I used to be a big fan of political conventions. I would watch both Democratic and Republican. I remember the 1968 conventions – the fiasco of the Democratic in Chicago and then the Miami Beach Republican one where there were riots in Overtown. It was a contentious year. Twenty years ago, I remember watching the Democratic convention and heard this unknown speaker named Barrack Obama make a speech of a lifetime. After he got through speaking, I thought “He’s gonna be President one day.”

The one thing I still like to watch are the roll call votes of the states. I confess not watching the Republican convention this year and have only caught glimpses of the Democratic convention but I did watch the majority of the roll call vote last night. I enjoy how the states brag on their famous personalities and their sayings about their state. I never understood why New Jersey was called the Garden State until many years later when it dawned on me most of New Jersey in the west is farm land. I was disappointed Idaho didn’t acknowledge they were the gem state last night. Tradition has its place!

The roll calls are quite educational. You learn what state personalities are from (even if they don’t claim the state). You see President want-a-be’s announcing the delegate totals. Everyone who answers the roll call knows what they want to say and have rehearsed it ad infinitum and then they get carried away in the moment and still screw it up.

These days, conventions are mostly boring. I haven’t watched them in years and this year is an anomaly for me. Give me the conventions of 1968 and prior when there was back room dealing and sniping and back stabbing. It made for better television. Of course, that could be due to Chet Huntley, David Brinkley and Walter Cronkite. Today’s television hosts aren’t quite the same. Does anyone of a certain age really think John Kennedy wanted Lyndon Johnson on the ticket? He needed Texas.

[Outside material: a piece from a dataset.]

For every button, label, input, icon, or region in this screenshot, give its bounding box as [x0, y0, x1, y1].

It’s the same with the debates. Everything else kinda of pales to the Nixon-Kennedy debate. I watched that on black and white tv (it was recorded in black and white so that’s all you ever see). Who can forget the riveting topic of Query and Matsu at that debate?

I see the instant analysts praised the speeches last night. I didn’t hear any but I miss great speeches.

I watched live as Martin Luther King gave his “I Have A Dream” speech and later his “I’ve Been to the Mountain Top” speech before his assassination. I saw Bobby Kennedy’s speech to a restless crowd after Martin Luther King’s death and how he calmed the crowd and turned it from angry to pensive. To really date me, I remember Nixon’s “Checker’s” speech.

I also remember Barry Goldwater’s acceptance speech at the 1964 Republican convention. You didn’t have to like his speech to realize it was a great oration. I still listen to recordings of Winston Churchill’s “We will fight them on the beaches…”or Franklin Delano Roosevelt’s “a date which will live in infamy.” I’ll be curious as to how well Kamala Harris does. I probably will not watch it – remember, conventions are boring – but when she appeared the first night of the convention, I think she was a little taken aback by the size of the crowd and she didn’t quite know how to play to it.

I like to think the greatest speech in American history was William Jennings Bryan’s “Cross of Gold” Speech at the 1896 Democratic convention. And no, I did not hear him make that speech. He spoke without any amplification to a packed crowd. He simply projected his voice over the crowd. He wasn’t even running for President but his speech was so powerful, the convention ditched the announced candidates and nominated him. That’s a powerful speech. He was for free silver as currency and not basing the U.S. dollar on the gold standard. His most famous line ended his speech with “You shall not crucify mankind upon a cross of gold.”